No livro há um inseto, de fato cinzento, que trabalha num edifício alto como operador de registo de dados. Durante anos, trabalha sem faltas, sem erros, sem promoções e sem condições humanas, porque vive entre as paredes do escritório por não conseguir pagar uma renda.
A narração é feita por esta cigarra, desprezada e desconsiderada pelos humanos com quem trabalha na mesma empresa.
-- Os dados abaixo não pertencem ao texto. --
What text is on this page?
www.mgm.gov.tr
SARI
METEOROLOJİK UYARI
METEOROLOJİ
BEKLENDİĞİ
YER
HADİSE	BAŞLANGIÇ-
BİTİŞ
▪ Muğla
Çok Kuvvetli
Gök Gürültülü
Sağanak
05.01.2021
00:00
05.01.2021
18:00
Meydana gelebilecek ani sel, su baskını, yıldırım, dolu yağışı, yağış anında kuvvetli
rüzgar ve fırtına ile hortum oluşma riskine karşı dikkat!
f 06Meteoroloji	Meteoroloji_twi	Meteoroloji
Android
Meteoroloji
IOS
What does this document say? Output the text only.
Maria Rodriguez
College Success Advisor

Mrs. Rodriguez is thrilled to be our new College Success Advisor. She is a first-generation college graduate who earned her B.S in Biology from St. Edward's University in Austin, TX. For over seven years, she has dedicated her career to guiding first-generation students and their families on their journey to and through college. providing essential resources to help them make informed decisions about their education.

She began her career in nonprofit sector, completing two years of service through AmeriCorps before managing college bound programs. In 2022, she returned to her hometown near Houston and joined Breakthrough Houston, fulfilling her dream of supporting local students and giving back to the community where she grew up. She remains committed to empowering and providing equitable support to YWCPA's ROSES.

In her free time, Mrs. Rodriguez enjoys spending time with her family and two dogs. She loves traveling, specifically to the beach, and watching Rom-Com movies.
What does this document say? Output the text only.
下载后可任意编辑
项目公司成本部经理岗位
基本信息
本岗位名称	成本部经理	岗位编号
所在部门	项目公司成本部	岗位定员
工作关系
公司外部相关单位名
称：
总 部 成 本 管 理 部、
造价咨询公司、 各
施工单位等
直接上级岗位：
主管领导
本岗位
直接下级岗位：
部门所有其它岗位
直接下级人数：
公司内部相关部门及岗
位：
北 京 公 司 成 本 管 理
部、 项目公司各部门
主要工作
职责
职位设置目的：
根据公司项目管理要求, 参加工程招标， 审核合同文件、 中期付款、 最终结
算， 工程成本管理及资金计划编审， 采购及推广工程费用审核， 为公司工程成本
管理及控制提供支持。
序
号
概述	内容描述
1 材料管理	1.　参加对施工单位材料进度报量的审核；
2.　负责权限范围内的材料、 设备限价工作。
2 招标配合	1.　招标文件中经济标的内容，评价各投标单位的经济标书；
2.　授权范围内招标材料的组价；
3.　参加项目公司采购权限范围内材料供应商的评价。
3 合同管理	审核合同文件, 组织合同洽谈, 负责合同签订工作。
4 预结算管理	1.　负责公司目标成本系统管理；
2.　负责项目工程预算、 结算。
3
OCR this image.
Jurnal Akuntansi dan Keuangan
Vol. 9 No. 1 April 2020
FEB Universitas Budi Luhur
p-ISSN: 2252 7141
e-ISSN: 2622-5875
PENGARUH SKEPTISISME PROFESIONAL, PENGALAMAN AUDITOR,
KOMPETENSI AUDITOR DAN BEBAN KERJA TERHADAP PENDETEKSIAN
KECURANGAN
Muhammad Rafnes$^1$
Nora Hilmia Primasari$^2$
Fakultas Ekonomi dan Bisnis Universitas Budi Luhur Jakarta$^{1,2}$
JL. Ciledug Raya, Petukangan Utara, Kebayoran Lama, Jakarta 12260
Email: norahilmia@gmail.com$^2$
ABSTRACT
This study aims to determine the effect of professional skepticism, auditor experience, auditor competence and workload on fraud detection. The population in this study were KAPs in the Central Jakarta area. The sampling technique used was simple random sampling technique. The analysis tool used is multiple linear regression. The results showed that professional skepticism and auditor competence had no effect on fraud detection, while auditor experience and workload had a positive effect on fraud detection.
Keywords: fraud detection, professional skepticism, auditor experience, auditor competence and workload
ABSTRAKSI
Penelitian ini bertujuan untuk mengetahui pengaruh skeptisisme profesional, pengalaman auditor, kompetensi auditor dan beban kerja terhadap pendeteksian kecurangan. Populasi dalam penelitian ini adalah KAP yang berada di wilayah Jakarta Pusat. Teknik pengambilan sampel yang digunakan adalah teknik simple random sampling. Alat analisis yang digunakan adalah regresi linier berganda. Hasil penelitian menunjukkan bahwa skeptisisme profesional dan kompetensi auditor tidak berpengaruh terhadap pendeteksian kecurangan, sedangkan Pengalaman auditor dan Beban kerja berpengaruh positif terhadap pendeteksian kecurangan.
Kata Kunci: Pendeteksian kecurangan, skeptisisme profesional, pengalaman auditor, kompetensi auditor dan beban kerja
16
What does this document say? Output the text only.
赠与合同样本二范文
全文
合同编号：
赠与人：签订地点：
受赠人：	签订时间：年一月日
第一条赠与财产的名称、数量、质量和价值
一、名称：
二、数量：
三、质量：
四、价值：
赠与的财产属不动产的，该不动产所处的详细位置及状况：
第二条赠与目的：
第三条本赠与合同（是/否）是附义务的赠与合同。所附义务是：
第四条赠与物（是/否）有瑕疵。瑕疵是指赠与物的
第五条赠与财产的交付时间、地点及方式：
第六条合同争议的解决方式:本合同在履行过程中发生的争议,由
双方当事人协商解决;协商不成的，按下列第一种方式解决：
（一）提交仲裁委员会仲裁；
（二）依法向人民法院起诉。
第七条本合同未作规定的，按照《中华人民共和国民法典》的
Ao fim de dezassete anos, atinge a reforma, despede-se e liberta-se daquela rotina laboral.
O destino da cigarra é desvendado aos leitores nas últimas páginas, com Shaun Tan a acrescentar, na ficha técnica, um pequeno poema do autor japonês Matsuo Bashô, do século XVII: “Brando e calmo/adentra a rocha/o cantar da cigarra”.
“Cigarra” foi publicado originalmente na Austrália em 2018 e chega agora ao mercado português, juntando-se a outras obras ilustradas de Shaun já editadas em Portugal, nomeadamente “Emigrantes”, “A coisa perdida” e “Contos dos Subúrbios”.
Shaun Tan, que nasceu em 1974 na Austrália, é “um magistral contador de histórias visuais, que abre caminho para novas possibilidades dentro do livro ilustrado”, afirmou a organização do prémio sueco Astrid Lindgren Memorial Award, quando o distinguiu em 2011.
As imagens de “Cigarra” foram feitas com acrílico e óleo sobre papel e tela, depois de Shaun Tan ter construído – e fotografado – maquetas com pequenas marionetas para representar cada uma das situações desenhadas, da cigarra e dos outros trabalhadores num escritório.
Na página oficial, Shaun Tan revela algumas das fontes de inspiração para este livro, que conduz o leitor por interrogações sobre trabalho digno, relações laborais, o direito ao descanso e à felicidade e sobre a relação dos humanos com a natureza.
No texto de apresentação de “Cigarra”, Shaun Tan lembra ainda que uma vez em Berlim, em 2005, deparou-se com um prédio cinzento de escritórios, com centenas de janelas e junto ao vidro de uma delas estava uma planta com uma garrida flor vermelha.
“Lembro-me de dizer a um amigo que possivelmente um inseto, uma abelha, ou assim, trabalhava naquele cubículo”, escreveu.
Outra das inspirações foram “A metamorfose”, de Franz Kafka, e o próprio ciclo de vida das cigarras, que podem passar até 17 anos no subsolo até emergirem e transformarem-se num inseto voador.
Sem dar respostas sobre o que cada leitor interpreta dos seus livros, a propósito de “Cigarra” Shaun Tan diz que sempre se interessou “pela forma como as estruturas sociais, políticas e económicas, originalmente criadas para promover os interesses humanos e genuinamente com boas intenções, podem, na verdade, acabar por ser muito desumanizantes e contraproducentes”.
“Somos facilmente escravizados pelos próprios sistemas que deveriam funcionar para nós”, afirmou.
Com obra publicada em quase duas dezenas de países, Shaun Tan soma vários prémios e distinções internacionais, entre as quais a medalha Kate Greenaway, do Reino Unido, por “Contos dos subúrbios”; um prémio no festival de banda desenhada em Angoulême por “Emigrantes”; e um Óscar de melhor curta-metragem de animação pela adaptação de “A Coisa Perdida”.